Western Union is working to reopen its money transfer counters in the Cayman Islands after they were closed abruptly last month, according to a company spokeswoman.
Fidelity Bank, which ran the Western Union branches in the Cayman Islands, Bahamas and Turks and Caicos, made the decision on July 17 to close the money transfer counters in the three countries the following day, surprising many regular customers.
In an email, Western Union spokeswoman Paula Barifouse called the closure here a “temporary service disruption,” but would not say if the money transfer company had found a new bank.
“Western Union is working to restore services as soon as practicable in line with our commitment to provide our customers with reliable and efficient services,” she said.
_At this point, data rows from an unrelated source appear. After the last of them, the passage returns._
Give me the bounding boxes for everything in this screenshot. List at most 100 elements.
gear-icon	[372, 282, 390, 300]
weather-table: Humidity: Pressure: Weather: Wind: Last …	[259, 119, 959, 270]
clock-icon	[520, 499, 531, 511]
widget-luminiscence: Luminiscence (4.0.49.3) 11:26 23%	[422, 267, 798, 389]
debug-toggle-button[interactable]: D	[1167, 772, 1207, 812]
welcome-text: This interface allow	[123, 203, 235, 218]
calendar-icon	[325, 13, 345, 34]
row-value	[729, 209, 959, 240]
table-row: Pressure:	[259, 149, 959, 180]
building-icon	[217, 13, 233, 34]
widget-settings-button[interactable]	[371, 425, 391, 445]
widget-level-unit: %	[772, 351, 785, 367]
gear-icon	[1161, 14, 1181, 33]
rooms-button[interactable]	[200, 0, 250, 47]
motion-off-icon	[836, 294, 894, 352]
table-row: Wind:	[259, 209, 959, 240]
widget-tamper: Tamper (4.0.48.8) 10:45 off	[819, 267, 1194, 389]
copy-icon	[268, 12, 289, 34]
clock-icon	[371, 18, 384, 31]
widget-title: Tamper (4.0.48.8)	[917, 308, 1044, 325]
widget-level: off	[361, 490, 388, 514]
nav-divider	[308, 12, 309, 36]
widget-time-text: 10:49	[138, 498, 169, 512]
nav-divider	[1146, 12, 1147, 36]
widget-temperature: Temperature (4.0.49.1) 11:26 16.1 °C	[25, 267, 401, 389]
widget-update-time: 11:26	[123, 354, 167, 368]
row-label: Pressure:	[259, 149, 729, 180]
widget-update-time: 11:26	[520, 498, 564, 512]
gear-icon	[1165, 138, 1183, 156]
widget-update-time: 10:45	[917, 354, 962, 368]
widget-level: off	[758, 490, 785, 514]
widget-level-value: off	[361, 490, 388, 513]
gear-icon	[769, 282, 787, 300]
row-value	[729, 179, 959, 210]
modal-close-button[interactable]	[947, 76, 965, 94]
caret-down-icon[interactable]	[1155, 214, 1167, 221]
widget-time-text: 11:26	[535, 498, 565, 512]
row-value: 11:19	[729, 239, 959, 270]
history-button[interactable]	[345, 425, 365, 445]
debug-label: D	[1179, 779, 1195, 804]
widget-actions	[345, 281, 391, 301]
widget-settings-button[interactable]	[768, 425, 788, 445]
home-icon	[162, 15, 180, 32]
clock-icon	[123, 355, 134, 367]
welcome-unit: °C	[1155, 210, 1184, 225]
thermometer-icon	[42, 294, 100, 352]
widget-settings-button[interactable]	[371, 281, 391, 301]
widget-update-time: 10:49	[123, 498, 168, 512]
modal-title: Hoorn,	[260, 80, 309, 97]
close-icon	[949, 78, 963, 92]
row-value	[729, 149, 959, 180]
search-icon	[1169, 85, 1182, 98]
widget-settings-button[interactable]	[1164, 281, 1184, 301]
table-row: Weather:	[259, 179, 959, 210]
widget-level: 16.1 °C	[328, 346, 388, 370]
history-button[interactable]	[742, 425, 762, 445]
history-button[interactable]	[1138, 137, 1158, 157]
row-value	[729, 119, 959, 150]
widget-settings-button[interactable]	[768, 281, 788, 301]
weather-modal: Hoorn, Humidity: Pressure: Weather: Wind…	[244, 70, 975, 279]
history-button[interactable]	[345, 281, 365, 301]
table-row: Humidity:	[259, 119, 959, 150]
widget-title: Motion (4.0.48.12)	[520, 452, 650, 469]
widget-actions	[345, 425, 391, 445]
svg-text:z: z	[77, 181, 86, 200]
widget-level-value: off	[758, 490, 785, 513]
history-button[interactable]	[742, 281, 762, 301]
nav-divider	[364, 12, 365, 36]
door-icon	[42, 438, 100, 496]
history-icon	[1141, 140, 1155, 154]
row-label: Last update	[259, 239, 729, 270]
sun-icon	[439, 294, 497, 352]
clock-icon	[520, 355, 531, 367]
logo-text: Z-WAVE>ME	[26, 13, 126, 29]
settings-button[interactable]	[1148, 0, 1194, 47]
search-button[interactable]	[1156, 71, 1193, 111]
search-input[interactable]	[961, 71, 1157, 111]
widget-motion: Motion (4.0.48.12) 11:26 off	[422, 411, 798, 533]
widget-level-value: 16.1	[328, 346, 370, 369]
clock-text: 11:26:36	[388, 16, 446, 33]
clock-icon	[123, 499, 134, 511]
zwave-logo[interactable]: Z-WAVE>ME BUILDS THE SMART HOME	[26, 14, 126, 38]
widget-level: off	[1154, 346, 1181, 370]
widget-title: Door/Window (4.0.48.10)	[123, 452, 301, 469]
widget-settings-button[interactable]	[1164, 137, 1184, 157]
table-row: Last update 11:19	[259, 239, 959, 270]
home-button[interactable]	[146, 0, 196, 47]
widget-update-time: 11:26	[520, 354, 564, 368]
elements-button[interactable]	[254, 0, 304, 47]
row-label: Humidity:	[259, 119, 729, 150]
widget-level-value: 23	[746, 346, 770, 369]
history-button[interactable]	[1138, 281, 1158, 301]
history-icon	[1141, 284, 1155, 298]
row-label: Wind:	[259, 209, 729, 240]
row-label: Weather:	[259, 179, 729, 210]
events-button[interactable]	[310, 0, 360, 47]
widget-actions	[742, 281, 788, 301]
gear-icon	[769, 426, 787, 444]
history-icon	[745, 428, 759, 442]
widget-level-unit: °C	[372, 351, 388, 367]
Cash transfer companies around the world are facing stricter regulations and increased risk based on fears by regulators in the United States and Europe that companies such as Western Union could be used to finance terrorism and launder money. Banks that handle these transactions have to spend more time and money vetting the cash transfer customers or risk big fines from regulators.
The remaining money transfer companies in Cayman, according to the Financial Services Ministry, have until the end of August to find a new bank or otherwise come up with a new arrangement, or they will risk being shut down.
People in the Cayman Islands sent almost $180 million overseas last year as remittances through such companies as Western Union, according to data from the Cayman Islands Monetary Authority. More than $110 million of that went to Jamaica.
Fidelity Bank (Cayman) CEO Brett Hill said immediately after the closure that the risks for services like Western Union and the cost associated with new regulations are increasing, while income from service fees is declining as the industry becomes more competitive. “It’s been an increasingly marginal business for us,” he said.
Fidelity representatives did not respond to requests for comment by press time Tuesday on the potential for Western Union reopening.
Cayman National Bank, which provides banking services for Jamaican National and MoneyGram, is in the process of pulling out of the money transfer business, possibly leaving the companies without a correspondent bank to handle the transactions. Cayman National now is the only bank in the country handing cash transfer services.
Financial Services Minister Wayne Panton recently said government is working with the companies to try to come up with a new agreement to keep the transfer services up and running. Mr. Panton said he does not think the companies will have to shut down their money transfer operations.
A spokesman for JN Money Services, which operates the money transfer business for Jamaican National, said Monday that it is still in discussions with banks in Cayman but does not have a new deal in place. Cayman National has declined to comment on the money transfer agreements several times in recent weeks and did not reply to requests this week.